Pansy's reply, when it arrived, was long and simpering and he only read as far as My Dearest Draco before tossing it aside, feeling slightly nauseated.

The clock read four a.m. and Draco felt ready to drop with exhaustion, but also irritatingly reluctant to either turn out the light or close his eyes, so instead he paced the room, cursing the name Frankenstein.

After nearly being scared out of his skin for the third time by the nocturnal noises of the animals outside, Draco gave it all up as a bad job and stepped outside the guest room with the vague notion of getting a glass of water, and perhaps a wizarding wireless for some background noise. He came up short when he found a light on and Ted already sitting at the kitchen table.

"Couldn't sleep either, eh?" Ted asked, looking up from a piece of parchment in front of him.

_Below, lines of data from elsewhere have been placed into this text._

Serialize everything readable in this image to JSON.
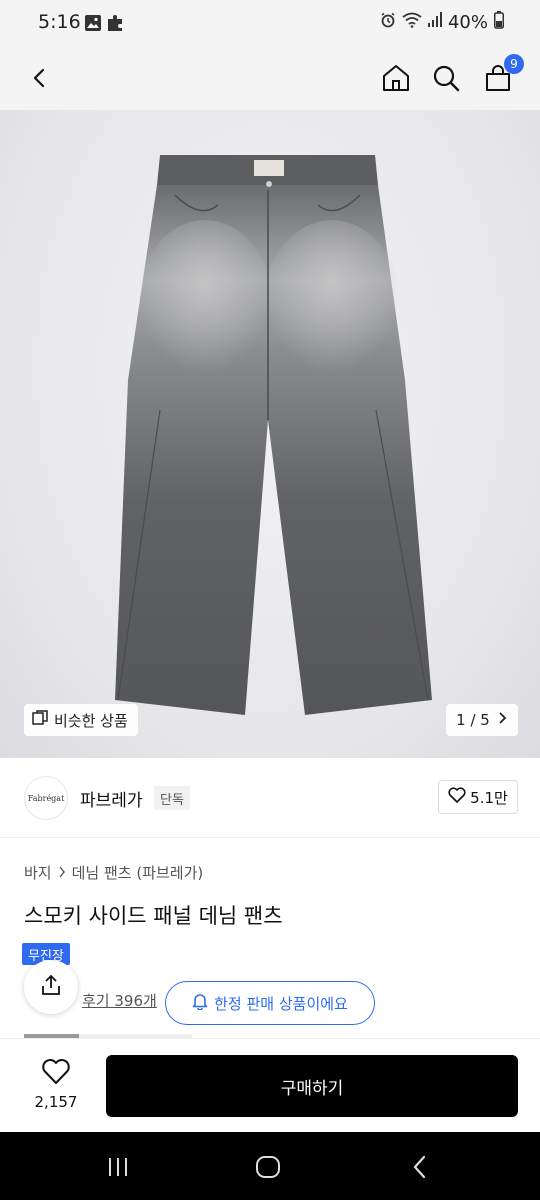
{
  "status_bar": {
    "time": "5:16",
    "battery": "40%",
    "left_icons": [
      "gallery-icon",
      "puzzle-icon"
    ],
    "right_icons": [
      "alarm-icon",
      "wifi-icon",
      "signal-icon",
      "battery-icon"
    ]
  },
  "header": {
    "icons": [
      "back-arrow-icon",
      "home-icon",
      "search-icon",
      "cart-icon"
    ],
    "cart_count": "9"
  },
  "gallery": {
    "similar_label": "비슷한 상품",
    "pager_text": "1 / 5",
    "current_page": 1,
    "total_pages": 5
  },
  "brand": {
    "logo_text": "Fabrégat",
    "name": "파브레가",
    "exclusive_badge": "단독",
    "likes": "5.1만"
  },
  "product": {
    "breadcrumb": [
      "바지",
      "데님 팬츠 (파브레가)"
    ],
    "title": "스모키 사이드 패널 데님 팬츠",
    "free_shipping_badge": "무진장",
    "review_text": "후기 396개"
  },
  "toast": {
    "text": "한정 판매 상품이에요"
  },
  "bottom_bar": {
    "wish_count": "2,157",
    "buy_label": "구매하기"
  },
  "colors": {
    "accent_blue": "#2f6bf2",
    "buy_button": "#000000",
    "nav_bar": "#000000"
  }
}
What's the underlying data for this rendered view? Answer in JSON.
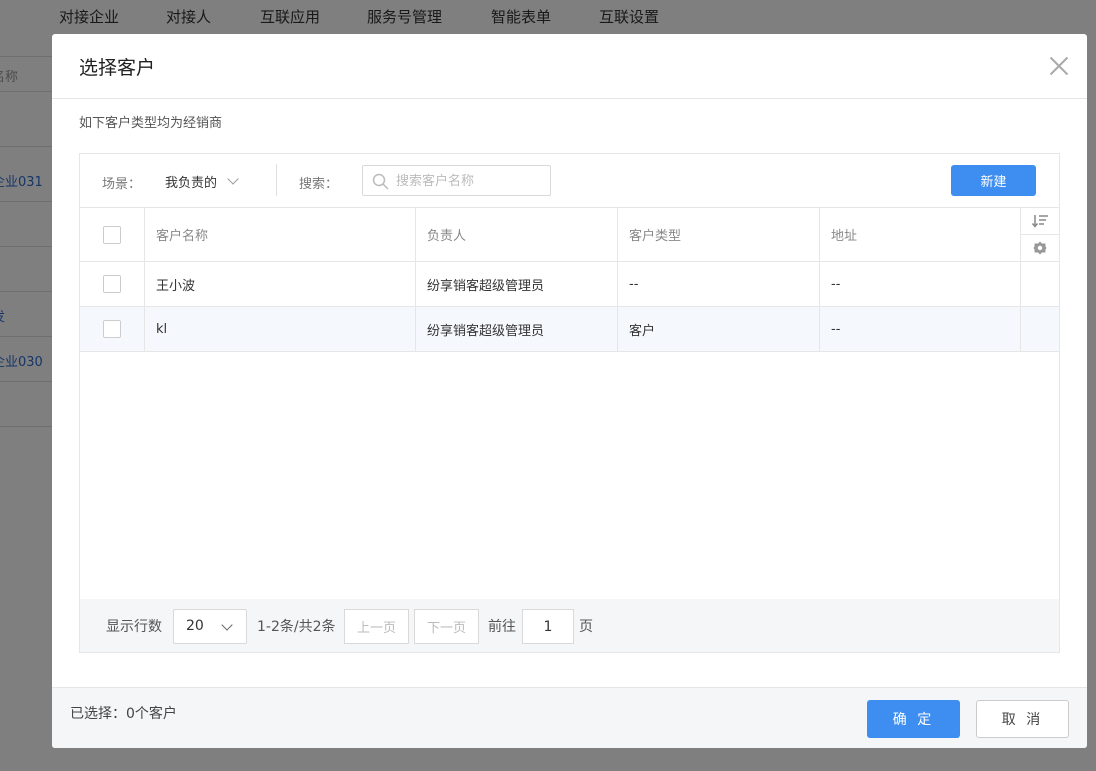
{
  "background": {
    "nav_tabs": [
      "对接企业",
      "对接人",
      "互联应用",
      "服务号管理",
      "智能表单",
      "互联设置"
    ],
    "list_fragments": [
      "名称",
      "企业031",
      "发",
      "企业030"
    ]
  },
  "modal": {
    "title": "选择客户",
    "hint": "如下客户类型均为经销商",
    "toolbar": {
      "scene_label": "场景：",
      "scene_value": "我负责的",
      "search_label": "搜索：",
      "search_placeholder": "搜索客户名称",
      "new_button": "新建"
    },
    "table": {
      "headers": [
        "客户名称",
        "负责人",
        "客户类型",
        "地址"
      ],
      "rows": [
        {
          "name": "王小波",
          "owner": "纷享销客超级管理员",
          "type": "--",
          "address": "--"
        },
        {
          "name": "kl",
          "owner": "纷享销客超级管理员",
          "type": "客户",
          "address": "--"
        }
      ]
    },
    "pagination": {
      "rows_label": "显示行数",
      "page_size": "20",
      "range_text": "1-2条/共2条",
      "prev": "上一页",
      "next": "下一页",
      "goto_label": "前往",
      "current_page": "1",
      "page_suffix": "页"
    },
    "footer": {
      "selected_text": "已选择：0个客户",
      "confirm": "确 定",
      "cancel": "取 消"
    }
  },
  "colors": {
    "accent": "#3d8ef0",
    "overlay": "rgba(0,0,0,0.5)",
    "link": "#2d6bd1"
  }
}
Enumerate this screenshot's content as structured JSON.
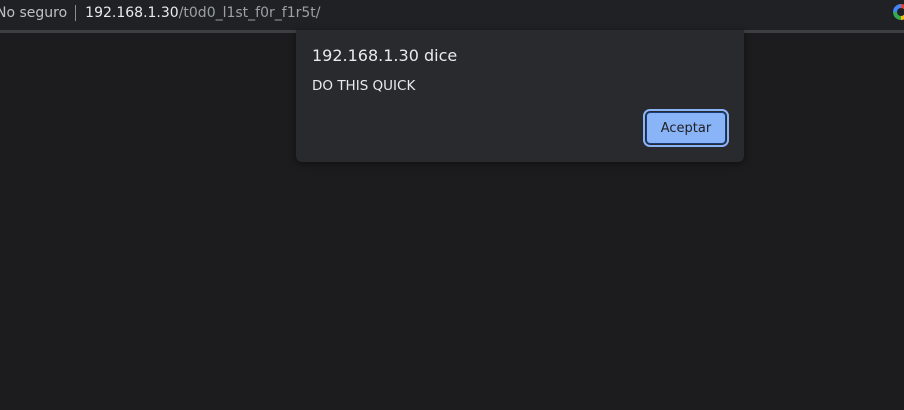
{
  "browser": {
    "security_label": "No seguro",
    "url_host": "192.168.1.30",
    "url_path": "/t0d0_l1st_f0r_f1r5t/"
  },
  "dialog": {
    "title": "192.168.1.30 dice",
    "message": "DO THIS QUICK",
    "ok_label": "Aceptar"
  },
  "colors": {
    "page_background": "#1c1c1e",
    "dialog_background": "#292a2d",
    "button_accent": "#8ab4f8"
  }
}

Draco hesitated. Tormenting Granger and the other Mudbloods at Hogwarts about their blood status was one thing, but doing the same to his host seemed to be lacking in propriety in a way that he could not quite define. So far, Draco had neatly dodged the issue by simply avoiding Ted whenever they were in the same room, but this was the first time Ted had asked him a direct question when Andromeda was not nearby to diffuse the situation.

"Me, I always seem to think a nice puzzle will send me straight off," Ted continued, watching Draco clatter around the kitchen. "Somehow I always forget that there's not much I like more than a good puzzle. Anyways, I might as well stay awake for the duration, at this point."

Draco took a long drink of water.

"You're really buying what Voldemort is selling."

Draco coughed and sputtered. Hearing the Mudblood utter the Dark Lord's name was nearly enough to make him forget his resolution not to talk to Ted. Containing his fury with an effort, Draco set the empty glass next to the sink.

"It doesn't have to be this way, you know," Ted called as Draco returned to the guest room, exhausted with both Ted and Andromeda and their attempts to understand him. The entire situation made him want to take a shower.